Valerie Taylor (EECS Ph.D. '91, advisor: David Messerschmitt), one of the winners of the 2020 EE Distinguished Alumni Award to be presented next week, is also the subject of our February EECS 150W profile in honor of Black History Month.  Taylor grew up in a STEM-forward family and attended Purdue before coming to Berkeley for her doctorate.    She had never seen a black woman professor before she began teaching at Northwestern University in 1992.  She is now the Director of the Mathematics and Computer Science Division of Argonne National Laboratory (where she is a Distinguished Fellow), and the Executive Director of the Center for Minorities and People with Disabilities in IT (CMD-IT).  Her honors include the CRA A. Nico Habermann Award and the  Richard A. Tapia Achievement Award.

Alvin Cheung wins VMware Early Career Faculty Award

CS Assistant Prof. Alvin Cheung has won a VMware Early Career Faculty Award.  The award recognizes recently appointed faculty "whose research interests and accomplishments seem poised to have significant impact within the industry and academia."  Cheung's research interests include program analysis, program synthesis, improving database application performance, and building large-scale data systems in general.
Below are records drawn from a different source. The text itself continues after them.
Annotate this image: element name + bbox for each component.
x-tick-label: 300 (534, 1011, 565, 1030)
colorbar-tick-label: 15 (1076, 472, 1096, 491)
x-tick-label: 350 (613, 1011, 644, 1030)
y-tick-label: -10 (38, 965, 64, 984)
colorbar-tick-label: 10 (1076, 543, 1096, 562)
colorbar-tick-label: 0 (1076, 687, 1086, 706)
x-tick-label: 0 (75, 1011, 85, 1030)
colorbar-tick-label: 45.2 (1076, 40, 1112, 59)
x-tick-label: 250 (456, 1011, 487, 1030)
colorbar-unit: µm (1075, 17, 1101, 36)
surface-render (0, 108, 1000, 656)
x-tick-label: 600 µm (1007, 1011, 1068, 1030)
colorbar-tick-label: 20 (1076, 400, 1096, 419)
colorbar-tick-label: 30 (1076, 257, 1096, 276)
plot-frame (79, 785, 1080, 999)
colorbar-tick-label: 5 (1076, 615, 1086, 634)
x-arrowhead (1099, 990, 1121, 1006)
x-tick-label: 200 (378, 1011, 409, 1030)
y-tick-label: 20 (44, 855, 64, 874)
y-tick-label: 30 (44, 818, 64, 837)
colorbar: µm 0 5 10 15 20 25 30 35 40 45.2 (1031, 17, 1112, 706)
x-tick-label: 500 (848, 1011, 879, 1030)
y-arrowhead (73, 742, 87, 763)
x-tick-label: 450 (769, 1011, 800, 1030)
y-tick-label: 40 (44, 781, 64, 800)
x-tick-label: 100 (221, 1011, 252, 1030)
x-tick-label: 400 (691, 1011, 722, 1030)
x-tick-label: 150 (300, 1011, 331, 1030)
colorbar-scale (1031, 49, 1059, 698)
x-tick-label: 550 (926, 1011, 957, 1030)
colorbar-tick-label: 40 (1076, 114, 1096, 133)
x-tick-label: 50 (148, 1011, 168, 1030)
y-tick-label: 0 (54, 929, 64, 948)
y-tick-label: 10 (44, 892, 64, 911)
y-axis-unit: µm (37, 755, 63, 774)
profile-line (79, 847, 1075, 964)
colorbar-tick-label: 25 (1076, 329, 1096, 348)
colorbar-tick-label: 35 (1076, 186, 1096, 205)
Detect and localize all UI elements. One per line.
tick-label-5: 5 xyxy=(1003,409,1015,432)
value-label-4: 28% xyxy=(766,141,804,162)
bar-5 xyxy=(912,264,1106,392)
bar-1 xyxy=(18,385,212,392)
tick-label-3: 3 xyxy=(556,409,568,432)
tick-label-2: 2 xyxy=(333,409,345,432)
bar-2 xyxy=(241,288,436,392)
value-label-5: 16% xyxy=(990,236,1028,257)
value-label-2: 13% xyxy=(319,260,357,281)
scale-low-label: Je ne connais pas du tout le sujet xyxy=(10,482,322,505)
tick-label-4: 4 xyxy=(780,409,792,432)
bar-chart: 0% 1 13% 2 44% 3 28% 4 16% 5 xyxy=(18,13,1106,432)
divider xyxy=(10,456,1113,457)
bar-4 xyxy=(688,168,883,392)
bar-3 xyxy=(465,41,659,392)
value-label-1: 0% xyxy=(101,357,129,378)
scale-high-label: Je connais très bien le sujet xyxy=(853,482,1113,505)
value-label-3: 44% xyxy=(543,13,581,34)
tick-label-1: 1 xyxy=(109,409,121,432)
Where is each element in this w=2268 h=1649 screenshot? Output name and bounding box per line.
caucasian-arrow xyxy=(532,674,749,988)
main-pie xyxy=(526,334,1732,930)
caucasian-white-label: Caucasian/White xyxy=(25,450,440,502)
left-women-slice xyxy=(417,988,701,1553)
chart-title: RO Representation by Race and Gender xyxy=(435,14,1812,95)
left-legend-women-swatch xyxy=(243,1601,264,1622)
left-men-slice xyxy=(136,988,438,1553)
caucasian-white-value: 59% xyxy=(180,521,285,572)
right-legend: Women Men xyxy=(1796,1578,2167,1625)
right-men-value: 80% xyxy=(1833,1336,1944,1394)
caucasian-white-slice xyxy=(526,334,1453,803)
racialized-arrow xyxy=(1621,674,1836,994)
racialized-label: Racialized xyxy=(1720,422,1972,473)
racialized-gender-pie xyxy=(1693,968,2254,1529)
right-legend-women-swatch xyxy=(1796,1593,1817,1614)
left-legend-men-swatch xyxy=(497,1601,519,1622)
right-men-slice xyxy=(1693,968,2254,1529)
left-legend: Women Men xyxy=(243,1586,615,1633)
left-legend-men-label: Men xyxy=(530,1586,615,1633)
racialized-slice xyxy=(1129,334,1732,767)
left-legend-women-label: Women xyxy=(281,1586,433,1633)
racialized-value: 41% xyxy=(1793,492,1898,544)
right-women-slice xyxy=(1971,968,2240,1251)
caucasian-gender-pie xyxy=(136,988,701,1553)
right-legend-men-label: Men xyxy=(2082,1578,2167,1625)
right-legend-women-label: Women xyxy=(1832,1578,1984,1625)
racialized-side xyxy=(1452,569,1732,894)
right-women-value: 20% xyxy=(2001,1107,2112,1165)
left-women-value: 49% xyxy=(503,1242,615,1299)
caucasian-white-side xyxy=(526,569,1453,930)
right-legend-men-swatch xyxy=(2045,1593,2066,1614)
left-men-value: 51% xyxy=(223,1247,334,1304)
The award comes with a $50K grant and opportunities to collaborate with VMware.

Meet the new Division of Computing, Data Science, and Society

The Berkeley data science division, which was launched in July 2019, has just announced its new name: the Division of Computing, Data Science, and Society.  The name reflects the division's broad, cross-disciplinary approach to education, and encompasses the School of Information, BIDS, the Data Science Education Program, and the Data Science Commons, as well as involvement with the departments of Statistics and EECS.  The announcement follows the arrival of the new Associate Provost for the Division, Jennifer Chayes, who took the reins in January.

EECS Remembers Jason Rossilli

The Department is sorry to share the news that EECS major Jason Rossilli passed away at his home late last week.  Jason was close with many of his peers, staff and faculty in the department.  We are deeply saddened by his loss.   News of the passing of a member of our community will no doubt impact all of us. Talking to a professional counselor can be very helpful.  Students may reach a Tang Center Counselor at 510-642-9494, or may visit them at 2222 Bancroft Way for drop-in counseling between 10am-4:30pm. ESS also has three dedicated psychologists available with drop-in counseling hours in 241 Bechtel on Tuesdays 2-4pm, and Wednesdays and Thursdays 10am-12pm.  Faculty and staff may reach a counselor through the campus Employee Assistance Program: (510) 643-7754.

Covariant-enabled robots go live

Pieter Abbeel, the co-founder, president and chief scientist of the start-up Covariant, is featured in a number of articles appearing in major publications this week.  The New York Times, the Wall Street Journal, Wired Magazine, the Verge, the MIT Technology Review, and the IEEE Spectrum all feature articles about robots trained using Covariant's AI technologies that will be deployed  to perform complex tasks in live warehouse environments in the next few years.  Covariant uses deep reinforcement learning techniques to train robots to distinguish between materials that are particularly difficult to discern through a lens, like highly reflective metallic surfaces, transparent plastics, and easily deformable surfaces like cloth and polypropylene, with an unparalleled 99% accuracy.